Muscle Biopsy Could Help Secure MG Diagnosis for Unclear Cases
Patients without antibodies show buildup of certain immune proteins, lack of AChRs
Analyzing the motor end-plate (MEP) — the specialized muscle region that communicates with a nerve cell — using a muscle biopsy could help diagnose patients with myasthenia gravis (MG) who test negative for common disease-associated antibodies, a small study suggests.
Among patients with MG-like symptoms who were negative on standard tests, certain cellular features were observed in those ultimately found to have MG, but not those who ended up with a different diagnosis.
Specifically, MG patients showed a buildup of certain immune proteins and a lack of acetylcholine receptors (AChRs) at the MEP. About half of those ultimately diagnosed with MG had antibodies against AChRs that had clustered together at cell surfaces, which aren’t identified in standard tests.
“These results suggest the usefulness of MEP analysis of muscle biopsies in diagnosing immune-mediated MG … but, due to the invasiveness of the muscle biopsy procedure, clustered AChR [antibodies] should, if possible, be tested first,” the researchers wrote.
The study, “Motor end-plate analysis to diagnose immune-mediated myasthenia gravis in seronegative patients,” was published in the Journal of the Neurological Sciences.
MG is an autoimmune condition wherein self-reactive antibodies target the neuromuscular junction, where nerve cells and muscles communicate, leading to muscle weakness and wasting.
Because symptoms aren’t specific and can fluctuate, MG is typically diagnosed by the presence of disease-causing antibodies in the blood. These antibodies usually target AChRs, but less commonly attack a protein called muscle-specific kinase.
A repetitive nerve stimulation test can support an MG diagnosis. In it, doctors assess a nerve’s ability to transmit signals to a muscle. A hallmark of MG is when this capacity decreases with fatigue, known as the waning phenomenon.
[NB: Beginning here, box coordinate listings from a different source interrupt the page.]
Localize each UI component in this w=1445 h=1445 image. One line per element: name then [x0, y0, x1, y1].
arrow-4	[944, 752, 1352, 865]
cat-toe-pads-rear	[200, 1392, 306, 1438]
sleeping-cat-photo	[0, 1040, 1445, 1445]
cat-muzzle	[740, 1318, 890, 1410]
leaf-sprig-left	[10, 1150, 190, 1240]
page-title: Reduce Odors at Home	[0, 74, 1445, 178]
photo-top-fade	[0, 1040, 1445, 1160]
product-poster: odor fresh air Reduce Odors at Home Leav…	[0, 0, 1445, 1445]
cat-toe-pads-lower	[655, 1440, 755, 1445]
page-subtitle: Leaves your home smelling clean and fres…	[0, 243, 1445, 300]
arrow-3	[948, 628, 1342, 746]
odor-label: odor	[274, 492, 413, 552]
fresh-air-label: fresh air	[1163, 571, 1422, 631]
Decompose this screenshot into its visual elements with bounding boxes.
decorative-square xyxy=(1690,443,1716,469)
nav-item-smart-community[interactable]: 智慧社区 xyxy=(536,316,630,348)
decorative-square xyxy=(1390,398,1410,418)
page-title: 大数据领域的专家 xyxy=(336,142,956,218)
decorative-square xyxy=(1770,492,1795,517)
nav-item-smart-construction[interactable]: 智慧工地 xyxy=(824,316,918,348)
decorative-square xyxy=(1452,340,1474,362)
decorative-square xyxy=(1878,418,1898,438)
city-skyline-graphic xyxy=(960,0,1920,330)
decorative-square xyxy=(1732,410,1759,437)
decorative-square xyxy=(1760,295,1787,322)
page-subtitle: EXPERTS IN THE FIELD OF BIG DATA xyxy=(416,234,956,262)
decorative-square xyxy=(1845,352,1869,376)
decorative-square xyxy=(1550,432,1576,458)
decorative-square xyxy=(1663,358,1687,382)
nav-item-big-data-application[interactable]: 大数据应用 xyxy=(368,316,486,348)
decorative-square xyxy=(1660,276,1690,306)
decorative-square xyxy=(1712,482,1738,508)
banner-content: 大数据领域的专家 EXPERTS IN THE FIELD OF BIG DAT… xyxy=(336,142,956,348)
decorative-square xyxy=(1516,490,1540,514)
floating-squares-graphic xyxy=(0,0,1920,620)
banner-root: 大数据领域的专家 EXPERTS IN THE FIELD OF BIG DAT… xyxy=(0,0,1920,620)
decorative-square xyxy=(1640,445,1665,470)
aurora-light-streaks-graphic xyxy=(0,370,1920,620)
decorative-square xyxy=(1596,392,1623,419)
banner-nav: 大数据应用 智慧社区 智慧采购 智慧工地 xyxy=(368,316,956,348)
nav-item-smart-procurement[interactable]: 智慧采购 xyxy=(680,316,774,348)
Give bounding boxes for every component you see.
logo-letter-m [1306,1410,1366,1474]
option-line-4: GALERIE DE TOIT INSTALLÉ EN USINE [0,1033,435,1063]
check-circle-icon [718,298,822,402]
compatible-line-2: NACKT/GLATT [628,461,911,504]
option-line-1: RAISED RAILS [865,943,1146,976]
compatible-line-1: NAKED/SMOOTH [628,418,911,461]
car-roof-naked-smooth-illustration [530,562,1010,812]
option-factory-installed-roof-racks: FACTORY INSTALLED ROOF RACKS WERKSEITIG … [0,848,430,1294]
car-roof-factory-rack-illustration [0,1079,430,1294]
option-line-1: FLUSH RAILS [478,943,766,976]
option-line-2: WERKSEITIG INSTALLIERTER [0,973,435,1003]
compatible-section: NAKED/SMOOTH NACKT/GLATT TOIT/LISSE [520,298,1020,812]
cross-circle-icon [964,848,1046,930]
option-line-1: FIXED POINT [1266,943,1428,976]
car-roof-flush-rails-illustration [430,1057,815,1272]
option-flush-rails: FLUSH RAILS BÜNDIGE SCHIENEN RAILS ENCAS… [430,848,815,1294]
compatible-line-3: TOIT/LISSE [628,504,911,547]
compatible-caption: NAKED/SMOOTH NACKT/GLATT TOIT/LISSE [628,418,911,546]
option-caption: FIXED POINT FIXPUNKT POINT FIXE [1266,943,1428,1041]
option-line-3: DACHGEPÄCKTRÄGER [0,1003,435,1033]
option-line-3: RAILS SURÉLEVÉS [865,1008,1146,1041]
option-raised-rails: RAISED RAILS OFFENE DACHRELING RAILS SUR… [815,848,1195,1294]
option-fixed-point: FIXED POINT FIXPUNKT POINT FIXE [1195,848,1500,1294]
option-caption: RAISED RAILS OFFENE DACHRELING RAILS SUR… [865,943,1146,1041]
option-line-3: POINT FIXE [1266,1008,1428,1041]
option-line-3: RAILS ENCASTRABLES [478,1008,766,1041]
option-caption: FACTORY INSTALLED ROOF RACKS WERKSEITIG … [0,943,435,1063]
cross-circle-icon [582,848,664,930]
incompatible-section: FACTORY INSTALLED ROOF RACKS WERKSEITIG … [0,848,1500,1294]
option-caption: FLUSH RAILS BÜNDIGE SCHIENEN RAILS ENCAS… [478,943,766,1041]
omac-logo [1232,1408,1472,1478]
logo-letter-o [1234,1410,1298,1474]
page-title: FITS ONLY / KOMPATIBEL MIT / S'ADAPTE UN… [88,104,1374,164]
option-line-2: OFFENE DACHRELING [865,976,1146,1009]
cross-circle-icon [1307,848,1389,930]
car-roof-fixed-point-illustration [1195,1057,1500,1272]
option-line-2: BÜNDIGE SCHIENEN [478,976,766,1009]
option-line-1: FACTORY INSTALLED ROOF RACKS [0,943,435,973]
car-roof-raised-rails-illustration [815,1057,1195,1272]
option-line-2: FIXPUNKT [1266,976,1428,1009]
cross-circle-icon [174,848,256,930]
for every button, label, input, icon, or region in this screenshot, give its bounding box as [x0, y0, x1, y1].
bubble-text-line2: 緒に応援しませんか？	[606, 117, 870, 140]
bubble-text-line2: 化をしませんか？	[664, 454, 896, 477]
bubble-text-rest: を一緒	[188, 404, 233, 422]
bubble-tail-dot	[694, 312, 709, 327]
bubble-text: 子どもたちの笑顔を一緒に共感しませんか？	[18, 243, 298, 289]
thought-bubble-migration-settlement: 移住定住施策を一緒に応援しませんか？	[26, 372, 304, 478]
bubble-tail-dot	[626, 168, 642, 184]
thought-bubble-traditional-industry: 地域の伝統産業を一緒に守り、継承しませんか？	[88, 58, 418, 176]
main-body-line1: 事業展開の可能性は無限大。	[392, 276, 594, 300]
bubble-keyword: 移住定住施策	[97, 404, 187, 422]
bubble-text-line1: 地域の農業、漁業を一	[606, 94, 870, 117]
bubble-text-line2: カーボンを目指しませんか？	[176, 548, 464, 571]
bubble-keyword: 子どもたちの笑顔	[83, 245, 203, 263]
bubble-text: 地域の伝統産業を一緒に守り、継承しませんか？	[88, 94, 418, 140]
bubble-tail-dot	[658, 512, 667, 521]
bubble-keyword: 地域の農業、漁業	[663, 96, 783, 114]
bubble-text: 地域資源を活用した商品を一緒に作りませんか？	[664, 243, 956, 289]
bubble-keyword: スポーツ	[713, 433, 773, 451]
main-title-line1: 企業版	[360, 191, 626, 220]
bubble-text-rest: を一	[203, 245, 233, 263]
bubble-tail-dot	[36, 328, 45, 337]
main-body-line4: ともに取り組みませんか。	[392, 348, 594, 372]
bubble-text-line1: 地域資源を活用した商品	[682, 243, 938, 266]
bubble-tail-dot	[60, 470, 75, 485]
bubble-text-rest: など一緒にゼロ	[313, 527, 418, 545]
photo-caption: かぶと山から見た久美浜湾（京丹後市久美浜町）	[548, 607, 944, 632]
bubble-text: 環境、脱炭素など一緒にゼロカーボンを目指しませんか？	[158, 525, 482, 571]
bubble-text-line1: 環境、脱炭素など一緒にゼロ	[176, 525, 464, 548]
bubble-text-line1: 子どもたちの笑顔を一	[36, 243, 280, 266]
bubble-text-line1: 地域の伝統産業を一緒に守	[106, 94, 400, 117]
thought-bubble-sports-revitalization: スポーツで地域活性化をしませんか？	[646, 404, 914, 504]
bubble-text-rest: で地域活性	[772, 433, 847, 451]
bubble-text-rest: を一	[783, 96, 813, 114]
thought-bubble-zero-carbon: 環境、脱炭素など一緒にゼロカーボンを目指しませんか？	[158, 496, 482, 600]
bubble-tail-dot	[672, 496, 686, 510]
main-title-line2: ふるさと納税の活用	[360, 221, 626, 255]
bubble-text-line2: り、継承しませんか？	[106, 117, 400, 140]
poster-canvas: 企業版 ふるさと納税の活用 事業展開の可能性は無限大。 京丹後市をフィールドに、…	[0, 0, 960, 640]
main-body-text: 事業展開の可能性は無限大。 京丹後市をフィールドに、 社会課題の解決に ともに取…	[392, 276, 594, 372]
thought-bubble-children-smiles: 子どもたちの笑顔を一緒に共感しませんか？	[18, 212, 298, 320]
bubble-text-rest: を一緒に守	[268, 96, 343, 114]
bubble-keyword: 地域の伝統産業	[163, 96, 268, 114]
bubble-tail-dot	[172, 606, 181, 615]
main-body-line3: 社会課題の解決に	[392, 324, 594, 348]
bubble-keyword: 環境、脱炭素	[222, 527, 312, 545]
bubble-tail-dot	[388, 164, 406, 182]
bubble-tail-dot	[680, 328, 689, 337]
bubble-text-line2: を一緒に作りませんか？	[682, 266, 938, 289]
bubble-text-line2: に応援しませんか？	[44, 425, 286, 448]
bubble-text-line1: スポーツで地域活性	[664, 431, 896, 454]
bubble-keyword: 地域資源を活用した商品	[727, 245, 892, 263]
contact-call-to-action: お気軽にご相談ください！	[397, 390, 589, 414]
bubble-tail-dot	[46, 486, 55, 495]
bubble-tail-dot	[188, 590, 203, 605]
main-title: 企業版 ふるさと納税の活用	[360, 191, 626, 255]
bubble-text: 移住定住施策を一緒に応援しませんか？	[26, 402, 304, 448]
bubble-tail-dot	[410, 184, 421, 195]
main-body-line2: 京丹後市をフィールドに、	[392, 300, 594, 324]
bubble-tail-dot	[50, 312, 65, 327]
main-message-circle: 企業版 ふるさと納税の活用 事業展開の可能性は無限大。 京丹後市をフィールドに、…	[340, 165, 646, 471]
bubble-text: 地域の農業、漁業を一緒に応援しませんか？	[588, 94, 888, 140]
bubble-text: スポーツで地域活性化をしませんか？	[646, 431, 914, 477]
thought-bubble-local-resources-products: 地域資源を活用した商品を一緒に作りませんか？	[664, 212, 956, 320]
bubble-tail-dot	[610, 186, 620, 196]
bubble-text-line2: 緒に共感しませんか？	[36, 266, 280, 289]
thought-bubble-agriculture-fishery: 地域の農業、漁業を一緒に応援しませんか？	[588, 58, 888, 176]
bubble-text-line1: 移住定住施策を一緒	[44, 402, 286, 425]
Some patients may not exhibit these diagnostic markers, however, particularly those with ocular MG — a form of the condition wherein symptoms are restricted to the muscles controlling the eyes and eyelids. This makes a diagnosis more difficult.
Research suggests that a closer analysis of the MEP — the muscle “side” of the neuromuscular junction where AChRs reside — may reveal additional diagnostic markers.
Previous studies found that MEPs from patients positive for AChR antibodies had a low density of AChRs, as well as a buildup of C3, a protein of the complement system. The complement system is an immune signaling cascade that’s been implicated in inflammation and autoimmunity.
Making a diagnosis when typical MG antibodies are absent
The researchers sought to evaluate whether any of these changes could be observed in patients who tested negative for typical MG antibodies to help achieve a more definitive diagnosis.
They looked for a certain type of AChR antibody that only binds to AChRs that have clustered together on cell surfaces, as seen at the neuromuscular junction. These antibodies aren’t captured by routine blood tests.
The study involved 20 people with myasthenia-like symptoms, defined as at least eye muscle weakness with muscle fatigue.
All had a muscle biopsy at the researchers’ hospital in Japan between 1994 and 2015 after testing negative for MG antibodies and the waning phenomenon. Of these, 13 were women, with a mean age of 49 at symptom onset. Most patients (18) only had ocular symptoms, whereas two also had mild limb weakness.
Results showed five patients had C3 deposits at the MEP, four of whom also had reduced AChR densities — a finding similar to that seen in MG patients who are positive for AChR antibodies. The remaining 15 complement-negative patients didn’t show reductions in AChRs.
Clustered AChR antibodies were found in two of four people with complement deposition for whom data were available, and not in any without complement deposition.
During up to 10 years of follow-up, the five complement-positive patients developed ongoing MG symptoms and were determined to have immune-mediated MG. All responded to treatment.
All but one complement-negative patient were diagnosed with diseases other than MG. That patient later tested positive for AChR antibodies, when another biopsy revealed reduced AChR densities, complement deposits, and clustered AChR antibodies.
These findings suggest the “usefulness of MEP analysis and [cell-based analysis] for clustered AChR [antibodies] in diagnosing immune-mediated MG in patients with myasthenia-like symptoms,” the researchers wrote, noting “careful evaluation over time may help to provide a diagnosis for some cases.”